Thanks, Chris, for posting the link to the scrapbook I put together on the early days of the GrassRoots Recycling Network, from 1995 to 2003. The scrapbook is long (1,100 pages) but it’s indexed and searchable.
What a wild ride it was. The scrapbook covers the founding in 1995 by Rick Anthony, Neil Seldman and me; the launch of GreenYes; the first presentations as GRRN in Pittsburgh in 1996; the 1997 Rock Eagle conference and Coke demonstration in Georgia; attempts to get the National Recycling Coalition to support the goal of zero waste (failed); the 1999 New York Times ad on Coke’s Broken Promise – and much, much more! The reports are there, too: ILSR’s Welfare for Waste (1999) and Wasting and Recycling 2000; the BEAR report (2002); and numerous campaign documents.
A quarter century on, have we moved the ball towards zero waste? Recycling increased - especially for food and organics - from 25.6% to 32.1% of generation, according to the venerable annual US EPA reports. But so has wasting. Landfilling increased from 126 million tons in 1995 to 146 million tons in 2018 (the most recent data). “Municipal solid waste” generation increased from 4.53 lb/person/day in 1995 to 4.90 in 2018. And of course MSW is dwarfed by industrial waste.
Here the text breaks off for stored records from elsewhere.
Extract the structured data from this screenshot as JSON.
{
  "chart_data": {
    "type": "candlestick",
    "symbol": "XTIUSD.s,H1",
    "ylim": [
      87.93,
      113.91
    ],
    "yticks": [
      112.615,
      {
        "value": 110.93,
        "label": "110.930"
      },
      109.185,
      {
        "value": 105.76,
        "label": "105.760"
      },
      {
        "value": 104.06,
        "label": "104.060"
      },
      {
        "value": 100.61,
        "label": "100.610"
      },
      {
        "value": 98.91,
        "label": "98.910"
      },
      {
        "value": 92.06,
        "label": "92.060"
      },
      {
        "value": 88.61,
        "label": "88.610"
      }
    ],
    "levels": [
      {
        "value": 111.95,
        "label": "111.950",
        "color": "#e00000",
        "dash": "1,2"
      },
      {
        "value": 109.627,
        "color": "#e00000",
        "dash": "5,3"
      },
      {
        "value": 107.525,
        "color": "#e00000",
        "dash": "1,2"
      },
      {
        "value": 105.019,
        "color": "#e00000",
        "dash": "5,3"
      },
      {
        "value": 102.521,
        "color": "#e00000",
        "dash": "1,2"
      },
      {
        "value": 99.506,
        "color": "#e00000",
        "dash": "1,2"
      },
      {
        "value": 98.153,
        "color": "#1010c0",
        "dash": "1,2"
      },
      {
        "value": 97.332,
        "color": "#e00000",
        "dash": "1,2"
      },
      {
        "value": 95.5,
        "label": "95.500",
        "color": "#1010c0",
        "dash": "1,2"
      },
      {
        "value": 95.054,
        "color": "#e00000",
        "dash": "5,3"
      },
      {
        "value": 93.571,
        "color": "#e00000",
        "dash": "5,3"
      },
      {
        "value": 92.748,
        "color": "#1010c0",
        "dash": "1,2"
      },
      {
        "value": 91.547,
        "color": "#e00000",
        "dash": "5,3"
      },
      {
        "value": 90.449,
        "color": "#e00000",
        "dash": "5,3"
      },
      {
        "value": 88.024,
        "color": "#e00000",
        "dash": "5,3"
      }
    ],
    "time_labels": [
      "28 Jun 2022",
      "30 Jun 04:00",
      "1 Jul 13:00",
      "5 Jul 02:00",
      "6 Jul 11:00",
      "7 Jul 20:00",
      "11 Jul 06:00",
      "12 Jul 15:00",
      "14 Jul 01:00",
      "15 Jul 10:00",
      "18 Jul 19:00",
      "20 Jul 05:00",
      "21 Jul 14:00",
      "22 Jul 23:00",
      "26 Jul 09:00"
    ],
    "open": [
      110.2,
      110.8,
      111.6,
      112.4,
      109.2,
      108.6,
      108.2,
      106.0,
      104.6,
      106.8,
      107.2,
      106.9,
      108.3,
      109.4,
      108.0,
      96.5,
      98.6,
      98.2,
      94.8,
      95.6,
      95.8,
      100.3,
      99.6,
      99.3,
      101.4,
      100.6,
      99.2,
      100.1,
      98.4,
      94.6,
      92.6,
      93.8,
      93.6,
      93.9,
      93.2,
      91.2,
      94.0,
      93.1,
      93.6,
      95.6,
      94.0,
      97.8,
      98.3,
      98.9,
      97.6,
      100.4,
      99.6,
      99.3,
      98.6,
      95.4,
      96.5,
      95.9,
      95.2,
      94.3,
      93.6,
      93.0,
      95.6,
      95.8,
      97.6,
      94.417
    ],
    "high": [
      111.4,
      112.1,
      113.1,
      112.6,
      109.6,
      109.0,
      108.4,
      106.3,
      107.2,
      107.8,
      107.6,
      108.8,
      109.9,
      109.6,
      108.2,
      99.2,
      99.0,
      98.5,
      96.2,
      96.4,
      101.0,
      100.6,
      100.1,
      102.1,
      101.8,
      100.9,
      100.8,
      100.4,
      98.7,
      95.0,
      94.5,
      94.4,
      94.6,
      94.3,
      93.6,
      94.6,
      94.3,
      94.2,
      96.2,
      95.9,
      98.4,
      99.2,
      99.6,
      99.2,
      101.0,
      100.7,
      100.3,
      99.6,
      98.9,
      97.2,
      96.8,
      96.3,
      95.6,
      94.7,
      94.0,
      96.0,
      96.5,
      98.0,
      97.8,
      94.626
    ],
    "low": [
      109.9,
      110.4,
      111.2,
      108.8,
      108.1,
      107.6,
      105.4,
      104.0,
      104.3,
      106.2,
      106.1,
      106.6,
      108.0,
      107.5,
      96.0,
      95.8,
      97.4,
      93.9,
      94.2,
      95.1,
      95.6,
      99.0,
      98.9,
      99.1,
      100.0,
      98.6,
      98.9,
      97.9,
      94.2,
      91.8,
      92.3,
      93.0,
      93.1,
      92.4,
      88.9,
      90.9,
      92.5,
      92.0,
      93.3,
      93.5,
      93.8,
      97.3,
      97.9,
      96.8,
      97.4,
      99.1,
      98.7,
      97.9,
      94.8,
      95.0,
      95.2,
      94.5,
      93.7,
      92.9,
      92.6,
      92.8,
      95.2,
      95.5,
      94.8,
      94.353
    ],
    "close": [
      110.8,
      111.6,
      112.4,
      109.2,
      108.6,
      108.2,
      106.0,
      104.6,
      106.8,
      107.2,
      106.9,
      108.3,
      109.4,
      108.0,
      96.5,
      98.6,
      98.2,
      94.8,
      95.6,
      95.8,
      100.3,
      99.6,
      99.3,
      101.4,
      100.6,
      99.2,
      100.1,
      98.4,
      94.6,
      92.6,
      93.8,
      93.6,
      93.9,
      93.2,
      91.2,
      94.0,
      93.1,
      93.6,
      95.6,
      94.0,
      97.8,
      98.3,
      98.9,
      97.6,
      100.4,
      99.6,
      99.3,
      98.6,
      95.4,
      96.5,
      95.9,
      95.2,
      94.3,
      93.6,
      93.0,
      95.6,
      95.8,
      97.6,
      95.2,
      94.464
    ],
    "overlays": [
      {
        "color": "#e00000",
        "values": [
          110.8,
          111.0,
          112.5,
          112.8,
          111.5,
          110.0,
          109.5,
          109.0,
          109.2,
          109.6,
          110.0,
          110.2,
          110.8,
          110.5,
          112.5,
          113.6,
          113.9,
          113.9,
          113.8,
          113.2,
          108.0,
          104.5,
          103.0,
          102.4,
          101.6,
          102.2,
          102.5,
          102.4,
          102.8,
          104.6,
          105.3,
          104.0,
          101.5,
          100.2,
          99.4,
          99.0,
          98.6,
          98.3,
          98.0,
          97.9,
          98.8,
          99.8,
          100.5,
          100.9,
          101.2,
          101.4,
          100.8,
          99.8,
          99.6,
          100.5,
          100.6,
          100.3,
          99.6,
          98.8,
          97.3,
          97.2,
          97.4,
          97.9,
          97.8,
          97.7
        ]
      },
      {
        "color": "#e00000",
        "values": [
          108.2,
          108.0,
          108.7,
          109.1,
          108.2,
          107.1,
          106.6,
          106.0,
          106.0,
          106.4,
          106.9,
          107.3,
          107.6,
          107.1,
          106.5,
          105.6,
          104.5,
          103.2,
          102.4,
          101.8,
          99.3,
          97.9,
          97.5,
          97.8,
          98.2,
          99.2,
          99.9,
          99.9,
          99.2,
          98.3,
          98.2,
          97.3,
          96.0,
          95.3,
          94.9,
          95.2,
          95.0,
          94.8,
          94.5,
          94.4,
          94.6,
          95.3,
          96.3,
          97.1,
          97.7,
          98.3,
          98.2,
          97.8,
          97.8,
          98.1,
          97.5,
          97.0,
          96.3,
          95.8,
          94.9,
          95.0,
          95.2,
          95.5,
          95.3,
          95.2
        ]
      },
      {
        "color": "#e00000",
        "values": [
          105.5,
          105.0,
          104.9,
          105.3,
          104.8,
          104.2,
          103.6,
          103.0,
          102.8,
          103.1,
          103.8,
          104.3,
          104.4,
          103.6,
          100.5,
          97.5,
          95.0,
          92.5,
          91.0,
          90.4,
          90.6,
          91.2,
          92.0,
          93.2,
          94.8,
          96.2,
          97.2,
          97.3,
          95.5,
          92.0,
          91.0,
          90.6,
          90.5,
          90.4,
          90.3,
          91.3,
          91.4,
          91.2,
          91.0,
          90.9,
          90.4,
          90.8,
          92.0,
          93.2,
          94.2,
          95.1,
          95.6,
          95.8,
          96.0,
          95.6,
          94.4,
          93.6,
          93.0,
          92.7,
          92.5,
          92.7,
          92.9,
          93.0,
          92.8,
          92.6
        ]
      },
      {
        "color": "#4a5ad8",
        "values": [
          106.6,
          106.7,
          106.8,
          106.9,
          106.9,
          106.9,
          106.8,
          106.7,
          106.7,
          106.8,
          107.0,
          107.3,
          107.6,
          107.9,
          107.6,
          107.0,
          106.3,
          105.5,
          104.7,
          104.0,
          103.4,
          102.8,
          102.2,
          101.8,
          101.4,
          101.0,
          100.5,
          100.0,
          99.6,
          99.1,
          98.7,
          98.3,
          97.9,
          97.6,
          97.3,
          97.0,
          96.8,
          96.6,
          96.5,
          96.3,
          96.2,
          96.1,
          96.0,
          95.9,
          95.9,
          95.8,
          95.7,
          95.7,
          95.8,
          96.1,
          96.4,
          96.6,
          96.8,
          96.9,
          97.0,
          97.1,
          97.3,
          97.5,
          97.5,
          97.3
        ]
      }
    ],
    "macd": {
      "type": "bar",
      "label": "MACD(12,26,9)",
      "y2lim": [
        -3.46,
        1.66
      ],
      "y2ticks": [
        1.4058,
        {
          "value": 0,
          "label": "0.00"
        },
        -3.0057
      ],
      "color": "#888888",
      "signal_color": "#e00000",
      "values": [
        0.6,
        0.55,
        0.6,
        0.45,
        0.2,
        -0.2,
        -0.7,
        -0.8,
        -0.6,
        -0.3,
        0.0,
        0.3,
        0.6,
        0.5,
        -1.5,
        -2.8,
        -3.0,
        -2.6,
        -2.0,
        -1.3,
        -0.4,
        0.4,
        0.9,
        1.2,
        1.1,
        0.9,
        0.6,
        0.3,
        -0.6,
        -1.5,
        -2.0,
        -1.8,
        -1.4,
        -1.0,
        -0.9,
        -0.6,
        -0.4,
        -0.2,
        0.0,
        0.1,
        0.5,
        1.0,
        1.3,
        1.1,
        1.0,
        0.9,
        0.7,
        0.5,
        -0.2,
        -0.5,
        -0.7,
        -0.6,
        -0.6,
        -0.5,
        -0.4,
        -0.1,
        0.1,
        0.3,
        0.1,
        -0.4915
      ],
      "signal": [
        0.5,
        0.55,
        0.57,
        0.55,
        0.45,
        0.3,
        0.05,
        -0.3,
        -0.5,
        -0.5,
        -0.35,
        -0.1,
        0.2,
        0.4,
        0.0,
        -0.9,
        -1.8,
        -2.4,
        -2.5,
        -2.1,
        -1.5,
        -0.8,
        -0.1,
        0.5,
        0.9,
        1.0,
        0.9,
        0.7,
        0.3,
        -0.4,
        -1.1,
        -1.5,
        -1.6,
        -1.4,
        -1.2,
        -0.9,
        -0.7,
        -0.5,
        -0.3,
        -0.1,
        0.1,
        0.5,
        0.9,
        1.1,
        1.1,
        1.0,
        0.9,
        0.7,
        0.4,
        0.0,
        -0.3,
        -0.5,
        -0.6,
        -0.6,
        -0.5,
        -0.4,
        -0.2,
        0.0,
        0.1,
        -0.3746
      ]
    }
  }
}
It’s striking how climate change and equity issues have risen in prominence and urgency (though Neil Seldman never wavered in his focus on equity). Climate change was not top of my mind in the late 1990s, like it is today, even though Bill McKibben’s 1989 The End of Nature was on my bookshelf. Peter Anderson rang the alarm bell early and often about the danger of the greenhouse gas methane escaping from landfills. Meanwhile, concentrations in the atmosphere of another form of waste, carbon dioxide, have risen from 360 parts per million in 1995 to 414 ppm today. And the world population has grown 40% since GRRN was launched, from 5.7 billion in 1995 to 8 billion on November 15, 2022.
In 2003 I shifted my focus from MSW to producer responsibility and founded, with Helen Spiegelman, the Product Policy Institute, now Upstream (I retired in 2016). I am grateful to have worked with so many passionate discard thinkers and heroes – and humbled to see how many are still active today.